Here’s an extract of the code:
public static TItem? GetOrCreate<TItem>(this IMemoryCache cache, object key, Func<ICacheEntry, TItem> factory)
{
if (!cache.TryGetValue(key, out object? result))
{
using ICacheEntry entry = cache.CreateEntry(key);
result = factory(entry);
entry.Value = result;
}
return (TItem?)result;
}
public static async Task<TItem?> GetOrCreateAsync<TItem>(this IMemoryCache cache, object key, Func<ICacheEntry, Task<TItem>> factory)
{
if (!cache.TryGetValue(key, out object? result))
{
using ICacheEntry entry = cache.CreateEntry(key);
result = await factory(entry).ConfigureAwait(false);
entry.Value = result;
}
return (TItem?)result;
}
See a problem here?
These calls are not atomic.
We want to avoid multiple threads asking for the data for a given key and on a cache-miss pulling it from the original datasource, causing unnecessary overhead.
Here’s a simple solution for that:
class FooProvider
{
private readonly SemaphoreSlim _lock = new(1, 1);
private readonly IMemoryCache _cache;
public async ValueTask<Foo> GetFooAsync(string key)
{
var entry = _cache.Get<Foo>(key);
if (entry is not null)
return entry;
_lock.Wait(cancellationToken);
try
{
entry = _cache.Get<Foo>(key);
if (entry is null)
{
entry = await CreateFooAsync();
_cache.Set(key, entry, TimeSpan.FromSeconds(30));
}
}
finally
{
_lock.Release();
}
}
}
The class is basically first checking if there’s data in the cache.

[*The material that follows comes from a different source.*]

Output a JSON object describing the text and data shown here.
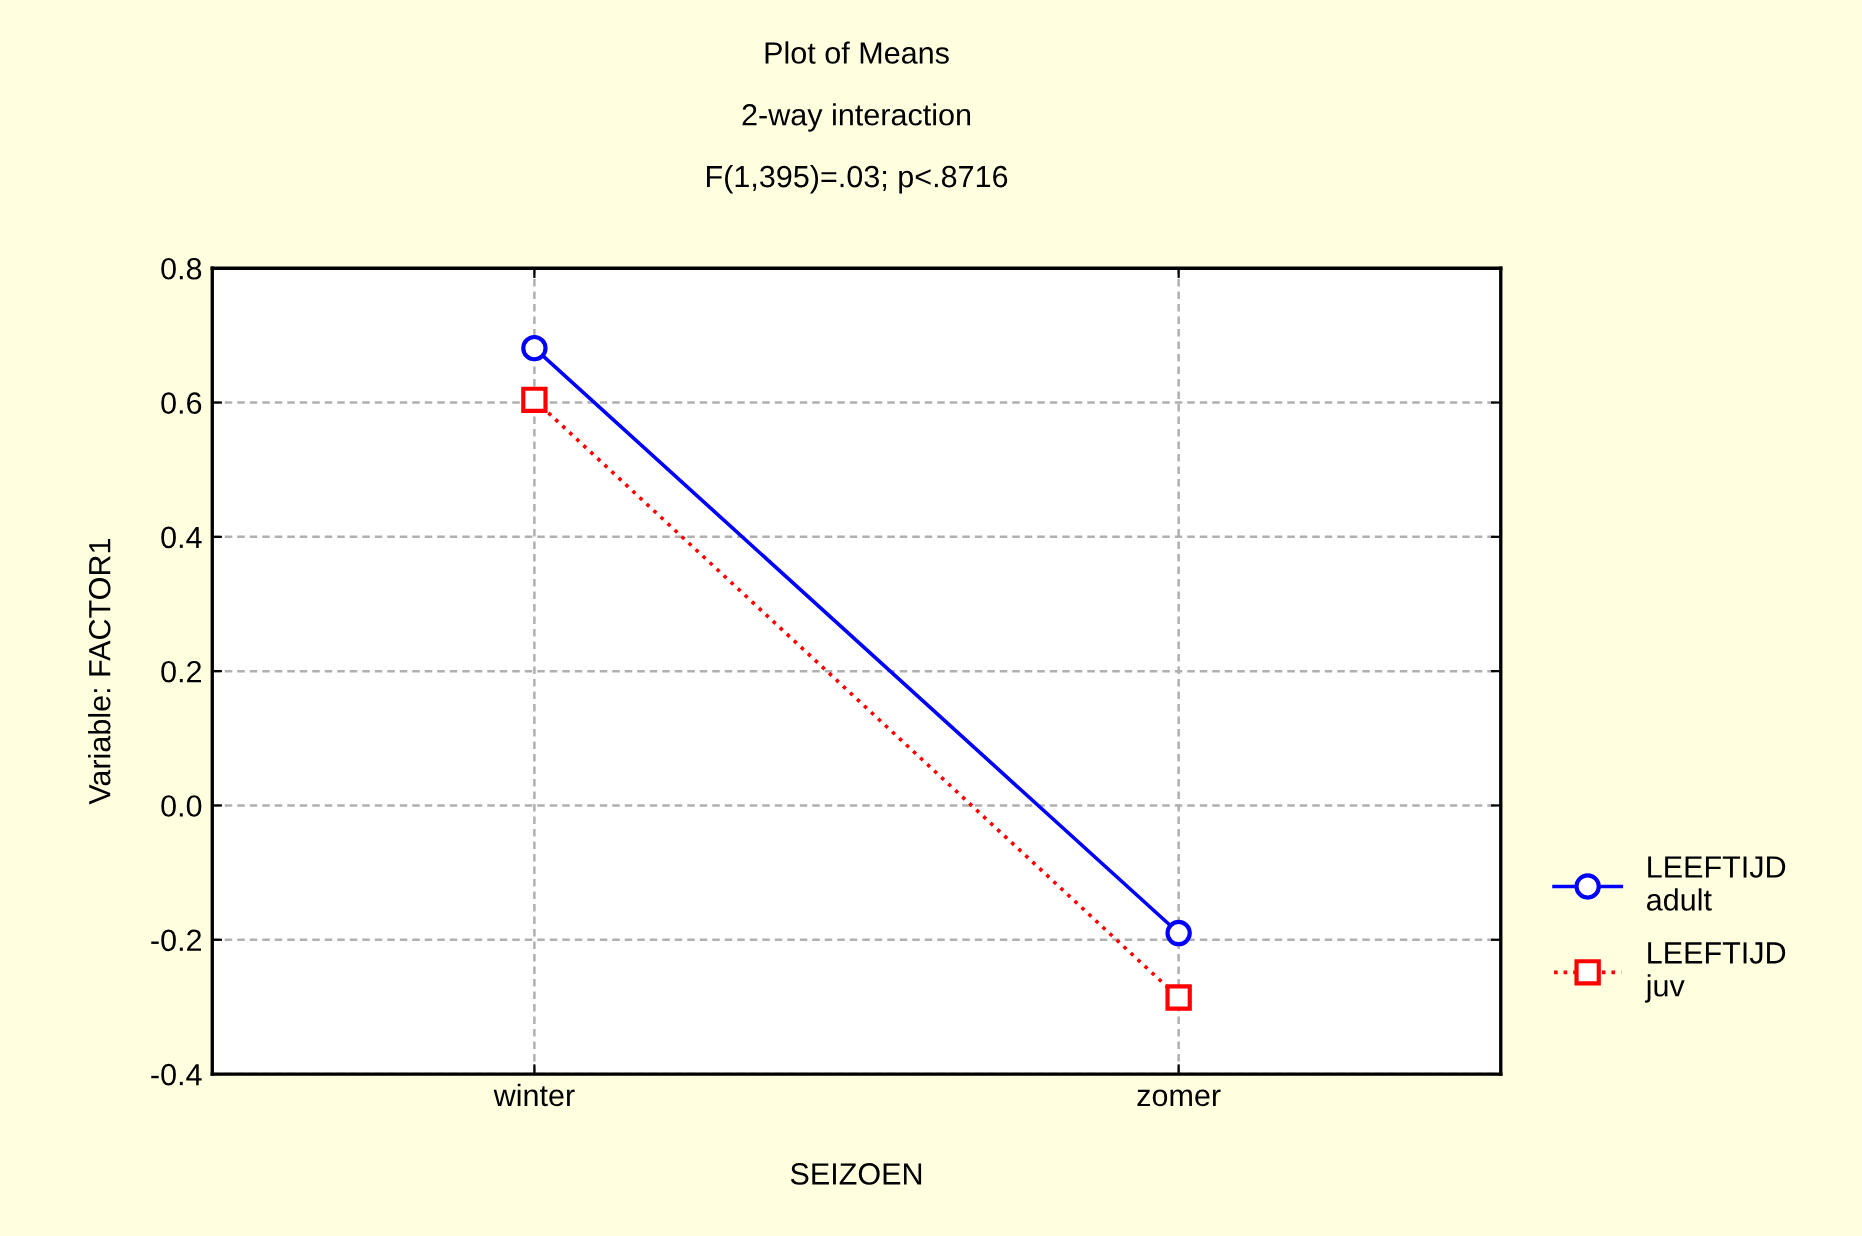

If it’s missing, it will use a shared lock, re-check if there’s data (another thread might have entered it before), and if not, will call the async factory.
I could have solved this with a Lazy<>
instead of a lock. That would have worked, however under certain circumstances it might happen that the underlying factory method (in our case CreateFooAsync
) can get called multiple times.
Beware that the shared lock will block other readers, even if they are trying to pull data for another key. A solution would be to keep a ConcurrentDictionary<string, SemaphoreSlim>
, for example.